Lo cierto es que la hermana de mi abuela, por motivos que ahora no voy a esclarecer, tuvo la necesidad de ser una gran fabuladora. Así que lo que les contó a todos, nada más llegar de aquel encierro que no pudimos ver, y ante nuestra perplejidad infantil, fue lo siguiente:
No acabábamos de llegar, cuando un miura de más de quinientos kilos (parece que hasta pudo ver el hierro de la ganadería), va y le pega una cornada a la talanquera que tenemos delante y la tira abajo, y nos caen encima lo tubos y un montón de gamberros que estaban encaramados y que habían salido por los aires. Menos mal que pude sacar a rastras a estos dos de debajo. Justo antes de que pegase otra cornada; que la dio al aire por muy poco. En eso que miro a Carlos (refiriéndose a mí) y veo que se está más blanco que los cuernos del bicho. Pero lo más gracioso es que cuando lo levanto, para ver si está bien, va y me dice: «Tía, del susto no me quedado ni una peca en la cara».

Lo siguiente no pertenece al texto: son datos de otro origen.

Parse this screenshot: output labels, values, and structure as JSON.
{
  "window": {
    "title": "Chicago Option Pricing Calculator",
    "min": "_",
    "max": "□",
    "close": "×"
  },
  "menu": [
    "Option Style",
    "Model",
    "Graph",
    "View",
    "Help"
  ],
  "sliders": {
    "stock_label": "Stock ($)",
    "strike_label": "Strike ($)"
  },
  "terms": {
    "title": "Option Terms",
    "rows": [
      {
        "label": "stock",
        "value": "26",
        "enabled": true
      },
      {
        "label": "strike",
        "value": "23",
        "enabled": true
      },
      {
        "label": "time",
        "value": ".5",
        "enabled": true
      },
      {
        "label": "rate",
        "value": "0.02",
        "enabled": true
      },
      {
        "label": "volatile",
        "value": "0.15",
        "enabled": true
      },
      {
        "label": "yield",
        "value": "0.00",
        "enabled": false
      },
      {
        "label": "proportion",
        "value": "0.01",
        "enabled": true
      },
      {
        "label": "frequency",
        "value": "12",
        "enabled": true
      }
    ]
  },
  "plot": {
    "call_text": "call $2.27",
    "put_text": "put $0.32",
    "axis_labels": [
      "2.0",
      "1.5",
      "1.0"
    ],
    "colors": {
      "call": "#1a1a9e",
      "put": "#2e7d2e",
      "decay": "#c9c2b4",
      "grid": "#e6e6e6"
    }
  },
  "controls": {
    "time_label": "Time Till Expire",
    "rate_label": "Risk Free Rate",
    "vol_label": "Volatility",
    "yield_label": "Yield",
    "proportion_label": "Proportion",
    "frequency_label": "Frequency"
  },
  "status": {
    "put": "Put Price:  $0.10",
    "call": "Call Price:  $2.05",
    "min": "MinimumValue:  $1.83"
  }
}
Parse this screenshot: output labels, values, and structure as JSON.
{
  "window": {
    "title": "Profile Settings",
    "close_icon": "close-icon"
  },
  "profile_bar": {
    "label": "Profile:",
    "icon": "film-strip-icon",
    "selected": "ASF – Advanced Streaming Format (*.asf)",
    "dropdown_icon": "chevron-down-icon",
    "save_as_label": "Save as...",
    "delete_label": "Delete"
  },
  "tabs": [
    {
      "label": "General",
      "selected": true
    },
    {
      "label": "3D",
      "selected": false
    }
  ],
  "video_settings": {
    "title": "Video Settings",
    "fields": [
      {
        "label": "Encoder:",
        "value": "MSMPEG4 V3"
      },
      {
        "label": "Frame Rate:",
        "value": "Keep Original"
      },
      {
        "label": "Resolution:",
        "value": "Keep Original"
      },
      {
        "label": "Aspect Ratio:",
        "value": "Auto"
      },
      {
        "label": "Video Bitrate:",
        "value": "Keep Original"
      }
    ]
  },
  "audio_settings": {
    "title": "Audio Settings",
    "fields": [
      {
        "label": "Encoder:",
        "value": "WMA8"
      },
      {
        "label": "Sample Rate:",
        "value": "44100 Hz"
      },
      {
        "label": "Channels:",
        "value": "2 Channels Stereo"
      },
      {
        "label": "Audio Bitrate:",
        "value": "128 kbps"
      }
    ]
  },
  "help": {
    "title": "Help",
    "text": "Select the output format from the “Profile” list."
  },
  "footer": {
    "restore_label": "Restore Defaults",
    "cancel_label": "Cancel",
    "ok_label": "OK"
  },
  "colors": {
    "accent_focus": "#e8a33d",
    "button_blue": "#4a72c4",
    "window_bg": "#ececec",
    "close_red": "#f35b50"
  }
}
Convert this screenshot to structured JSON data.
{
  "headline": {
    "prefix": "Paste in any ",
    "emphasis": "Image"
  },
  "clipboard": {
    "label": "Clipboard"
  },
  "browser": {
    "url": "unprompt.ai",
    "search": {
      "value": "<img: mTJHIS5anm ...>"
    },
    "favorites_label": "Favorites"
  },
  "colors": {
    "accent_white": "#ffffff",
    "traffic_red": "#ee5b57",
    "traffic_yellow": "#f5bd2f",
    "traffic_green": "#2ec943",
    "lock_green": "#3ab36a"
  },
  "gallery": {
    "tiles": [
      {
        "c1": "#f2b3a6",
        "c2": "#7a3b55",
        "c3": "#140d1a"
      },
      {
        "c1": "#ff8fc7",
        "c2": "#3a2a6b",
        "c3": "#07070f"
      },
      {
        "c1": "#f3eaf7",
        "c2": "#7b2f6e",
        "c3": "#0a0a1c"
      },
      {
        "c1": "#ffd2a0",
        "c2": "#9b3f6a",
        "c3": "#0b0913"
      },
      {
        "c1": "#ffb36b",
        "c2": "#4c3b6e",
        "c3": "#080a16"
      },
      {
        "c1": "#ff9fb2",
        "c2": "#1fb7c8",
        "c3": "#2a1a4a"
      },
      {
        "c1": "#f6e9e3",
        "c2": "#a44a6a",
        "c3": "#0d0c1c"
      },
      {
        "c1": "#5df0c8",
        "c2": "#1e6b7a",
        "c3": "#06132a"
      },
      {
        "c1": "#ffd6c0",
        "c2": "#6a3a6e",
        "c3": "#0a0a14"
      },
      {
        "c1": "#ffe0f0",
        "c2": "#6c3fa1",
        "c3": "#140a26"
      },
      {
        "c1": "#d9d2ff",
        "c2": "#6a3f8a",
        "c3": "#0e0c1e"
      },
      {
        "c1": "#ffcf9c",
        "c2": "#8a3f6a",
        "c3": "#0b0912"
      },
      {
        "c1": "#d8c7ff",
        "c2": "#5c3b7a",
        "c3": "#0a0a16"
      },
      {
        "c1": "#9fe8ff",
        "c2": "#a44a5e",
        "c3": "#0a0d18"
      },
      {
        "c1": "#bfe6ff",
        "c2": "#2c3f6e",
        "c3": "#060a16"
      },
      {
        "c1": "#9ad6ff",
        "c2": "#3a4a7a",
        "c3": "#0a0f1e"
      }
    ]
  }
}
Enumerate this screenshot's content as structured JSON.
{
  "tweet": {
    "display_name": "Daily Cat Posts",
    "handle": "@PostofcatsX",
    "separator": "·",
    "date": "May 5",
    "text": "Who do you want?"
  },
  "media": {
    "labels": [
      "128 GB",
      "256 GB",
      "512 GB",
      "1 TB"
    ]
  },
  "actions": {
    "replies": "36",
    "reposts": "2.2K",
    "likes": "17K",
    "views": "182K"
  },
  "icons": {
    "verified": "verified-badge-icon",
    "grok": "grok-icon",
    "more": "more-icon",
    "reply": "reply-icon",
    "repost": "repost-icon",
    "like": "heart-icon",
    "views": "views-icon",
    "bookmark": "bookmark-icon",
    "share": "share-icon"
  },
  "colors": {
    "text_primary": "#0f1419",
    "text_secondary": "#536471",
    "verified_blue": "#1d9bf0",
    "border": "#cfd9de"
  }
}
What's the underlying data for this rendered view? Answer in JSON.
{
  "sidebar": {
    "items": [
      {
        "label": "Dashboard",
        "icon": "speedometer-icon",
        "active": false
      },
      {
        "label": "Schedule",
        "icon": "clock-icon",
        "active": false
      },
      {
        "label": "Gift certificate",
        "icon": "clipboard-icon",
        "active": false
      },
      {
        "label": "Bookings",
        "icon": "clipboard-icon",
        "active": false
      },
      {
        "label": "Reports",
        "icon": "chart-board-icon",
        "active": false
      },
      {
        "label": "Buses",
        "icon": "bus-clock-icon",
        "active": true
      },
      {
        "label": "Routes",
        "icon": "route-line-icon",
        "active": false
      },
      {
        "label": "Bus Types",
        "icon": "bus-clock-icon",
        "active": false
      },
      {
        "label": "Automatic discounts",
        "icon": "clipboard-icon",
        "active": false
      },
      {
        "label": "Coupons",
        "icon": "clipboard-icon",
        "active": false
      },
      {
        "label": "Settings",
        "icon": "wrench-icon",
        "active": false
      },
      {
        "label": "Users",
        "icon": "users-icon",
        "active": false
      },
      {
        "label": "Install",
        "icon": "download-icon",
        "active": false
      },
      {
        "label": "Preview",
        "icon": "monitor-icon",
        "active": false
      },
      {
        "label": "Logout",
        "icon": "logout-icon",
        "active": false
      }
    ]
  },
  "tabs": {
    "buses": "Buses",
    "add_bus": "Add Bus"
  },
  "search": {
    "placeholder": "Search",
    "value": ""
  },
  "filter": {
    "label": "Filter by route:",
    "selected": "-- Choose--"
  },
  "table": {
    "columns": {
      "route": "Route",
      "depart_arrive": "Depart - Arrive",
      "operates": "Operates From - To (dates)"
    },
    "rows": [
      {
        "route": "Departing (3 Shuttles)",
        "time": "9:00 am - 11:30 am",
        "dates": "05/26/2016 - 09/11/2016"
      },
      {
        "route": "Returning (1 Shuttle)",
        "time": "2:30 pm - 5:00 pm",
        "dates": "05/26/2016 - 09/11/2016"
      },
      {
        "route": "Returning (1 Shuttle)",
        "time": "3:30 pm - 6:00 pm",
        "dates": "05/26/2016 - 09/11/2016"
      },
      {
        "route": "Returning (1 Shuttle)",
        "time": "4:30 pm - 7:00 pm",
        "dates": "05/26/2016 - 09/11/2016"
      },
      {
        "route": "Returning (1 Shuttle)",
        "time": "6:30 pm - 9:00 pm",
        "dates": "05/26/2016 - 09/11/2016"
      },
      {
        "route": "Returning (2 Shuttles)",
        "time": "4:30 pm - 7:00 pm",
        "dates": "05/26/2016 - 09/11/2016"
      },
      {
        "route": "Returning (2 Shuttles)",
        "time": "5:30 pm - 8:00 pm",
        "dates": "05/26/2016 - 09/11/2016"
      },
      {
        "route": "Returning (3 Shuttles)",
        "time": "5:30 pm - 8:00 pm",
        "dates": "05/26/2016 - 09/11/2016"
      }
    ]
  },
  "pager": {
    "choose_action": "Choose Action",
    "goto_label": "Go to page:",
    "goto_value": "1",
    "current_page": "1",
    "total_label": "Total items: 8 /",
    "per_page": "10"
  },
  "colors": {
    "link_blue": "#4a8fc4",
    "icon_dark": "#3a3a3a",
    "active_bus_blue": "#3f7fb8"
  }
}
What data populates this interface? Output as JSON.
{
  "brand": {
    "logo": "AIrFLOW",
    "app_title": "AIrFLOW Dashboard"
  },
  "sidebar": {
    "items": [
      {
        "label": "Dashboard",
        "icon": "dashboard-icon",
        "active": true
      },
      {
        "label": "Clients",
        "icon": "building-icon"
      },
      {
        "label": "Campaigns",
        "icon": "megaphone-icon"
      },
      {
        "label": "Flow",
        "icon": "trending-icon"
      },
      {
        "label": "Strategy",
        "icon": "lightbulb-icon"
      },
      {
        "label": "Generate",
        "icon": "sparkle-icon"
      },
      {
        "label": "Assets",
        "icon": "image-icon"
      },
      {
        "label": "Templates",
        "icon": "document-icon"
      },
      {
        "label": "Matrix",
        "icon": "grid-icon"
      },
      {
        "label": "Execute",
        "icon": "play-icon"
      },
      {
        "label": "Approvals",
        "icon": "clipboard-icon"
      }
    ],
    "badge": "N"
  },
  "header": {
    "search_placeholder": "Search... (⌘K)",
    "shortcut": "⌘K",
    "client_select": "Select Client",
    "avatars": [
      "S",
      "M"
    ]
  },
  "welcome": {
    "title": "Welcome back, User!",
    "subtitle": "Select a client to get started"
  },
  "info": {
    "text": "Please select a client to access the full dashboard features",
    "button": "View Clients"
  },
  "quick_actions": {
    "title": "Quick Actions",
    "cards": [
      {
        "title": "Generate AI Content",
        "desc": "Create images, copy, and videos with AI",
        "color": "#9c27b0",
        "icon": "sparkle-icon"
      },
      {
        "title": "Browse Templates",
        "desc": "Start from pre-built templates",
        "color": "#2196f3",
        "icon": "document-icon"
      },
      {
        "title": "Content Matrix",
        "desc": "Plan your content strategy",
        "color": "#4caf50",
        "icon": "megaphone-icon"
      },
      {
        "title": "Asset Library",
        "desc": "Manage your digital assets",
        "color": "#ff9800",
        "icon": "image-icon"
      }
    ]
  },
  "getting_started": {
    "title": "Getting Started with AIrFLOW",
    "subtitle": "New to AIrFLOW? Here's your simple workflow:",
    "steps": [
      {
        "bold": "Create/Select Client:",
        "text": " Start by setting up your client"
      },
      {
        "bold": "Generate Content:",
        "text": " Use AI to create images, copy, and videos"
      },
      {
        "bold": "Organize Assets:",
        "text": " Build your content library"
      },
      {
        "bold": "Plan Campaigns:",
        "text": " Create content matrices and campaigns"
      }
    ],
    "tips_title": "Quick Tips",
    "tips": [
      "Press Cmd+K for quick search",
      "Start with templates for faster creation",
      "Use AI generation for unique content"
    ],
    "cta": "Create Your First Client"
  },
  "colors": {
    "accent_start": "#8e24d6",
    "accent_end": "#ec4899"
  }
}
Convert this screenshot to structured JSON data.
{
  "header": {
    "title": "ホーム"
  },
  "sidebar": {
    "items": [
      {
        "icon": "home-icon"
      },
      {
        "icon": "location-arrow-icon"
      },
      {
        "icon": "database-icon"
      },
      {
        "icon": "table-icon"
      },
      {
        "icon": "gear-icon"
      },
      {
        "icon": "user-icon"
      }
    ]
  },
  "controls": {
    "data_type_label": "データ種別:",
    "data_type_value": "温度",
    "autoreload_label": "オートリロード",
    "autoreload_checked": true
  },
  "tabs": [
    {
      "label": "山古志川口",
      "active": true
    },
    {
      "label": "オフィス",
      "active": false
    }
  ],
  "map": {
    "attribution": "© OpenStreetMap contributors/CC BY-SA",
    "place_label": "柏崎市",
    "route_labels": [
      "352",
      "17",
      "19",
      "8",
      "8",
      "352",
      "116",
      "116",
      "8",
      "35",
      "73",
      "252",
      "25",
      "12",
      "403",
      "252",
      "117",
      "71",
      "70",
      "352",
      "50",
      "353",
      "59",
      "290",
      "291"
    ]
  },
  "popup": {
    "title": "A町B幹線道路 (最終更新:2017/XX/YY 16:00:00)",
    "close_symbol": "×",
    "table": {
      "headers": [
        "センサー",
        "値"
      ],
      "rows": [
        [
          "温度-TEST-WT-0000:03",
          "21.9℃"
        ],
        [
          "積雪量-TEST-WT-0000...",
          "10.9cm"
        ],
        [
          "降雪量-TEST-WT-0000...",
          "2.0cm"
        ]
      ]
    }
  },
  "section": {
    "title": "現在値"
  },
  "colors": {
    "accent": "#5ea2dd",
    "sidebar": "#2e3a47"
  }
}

Mi abuela disfrutó tanto aquel relato que acabó siendo ella la que incitaba a su hermana para que lo contase, con un: ¿Te acuerdas de cuando te los llevaste a un encierro y Carlos dijo eso de: «No me ha quedado ni una peca»? Además, hay que decir que en cada ocasión le iba añadiendo detalles y otros datos a la historia; en los que en cualquier momento a ninguno de mis parientes le hubiese extrañado que apareciese un dinosaurio.
En fin, un buen relato nace y se nutre de diferentes versiones. En este caso:
- La mía; carente de sustancia por estar ceñida a la realidad (y lo digo aunque a veces esta pueda resultar excepcional).
- La de mi tía; un tanto volátil por la falta de verosimilitud; al estar cargada de toda esa fantasía que ella necesitaba para hacer de su vida algo más heroico.
- Y una tercera, deducida de las anteriores, que busca potenciar los elementos más jugosos, para que el lector la encuentre más sabrosa, si no nutritiva.
Esta lección concluye con: todo escritor tiene que ser fiel a muchas cuestiones y parámetros, pero rara vez a lo que aconteció y mucho menos a aquello que nos contamos para poder soportarlo.
Voy a añadir un par de párrafos del relato de un alumno (Gracias, Mateo) como ejemplo de esa tercera versión. Lo hizo en clase a partir de lo que les conté a capela. No voy transcribir todo su texto, por si quiere seguir trabajando en ello, y presentarlo a un concurso literario.
Al ver que estaba abarrotado y que no íbamos a poder ver el encierro, mi tía Petra, mujer bajita pero ceñuda, nos soltó la mano y, agarrando por la pernera a uno, que estaba mal encaramado, tiró de aquel pobre como si fuera la maroma de un campanario. El muchacho protestó e hizo por agarrarse a otro, cual gato que le araña el lomo de su compadre. Y, de esta forma, todos cayeron arrastrando parte de las barras y maderos, que los habían sostenido hasta que ella empezó a tirar.
En aquel momento, mi hermano y yo, que estábamos plantados delante, fuimos testigos de cómo un toro asomaba la cabeza por la apertura, y antes de que pudiera hacer intento de escapar por ella, mi tía, que estaba plantada en jarras, justo delante de aquel animal enorme, levantó los brazos gritando: ¡Yah! ¡Fuera, bicho! Y así fue cómo vimos a un toro obedecer a mi tía, cómo cualquier otro a quien ella le mandase a hacer puñetas o cualquier otro recado.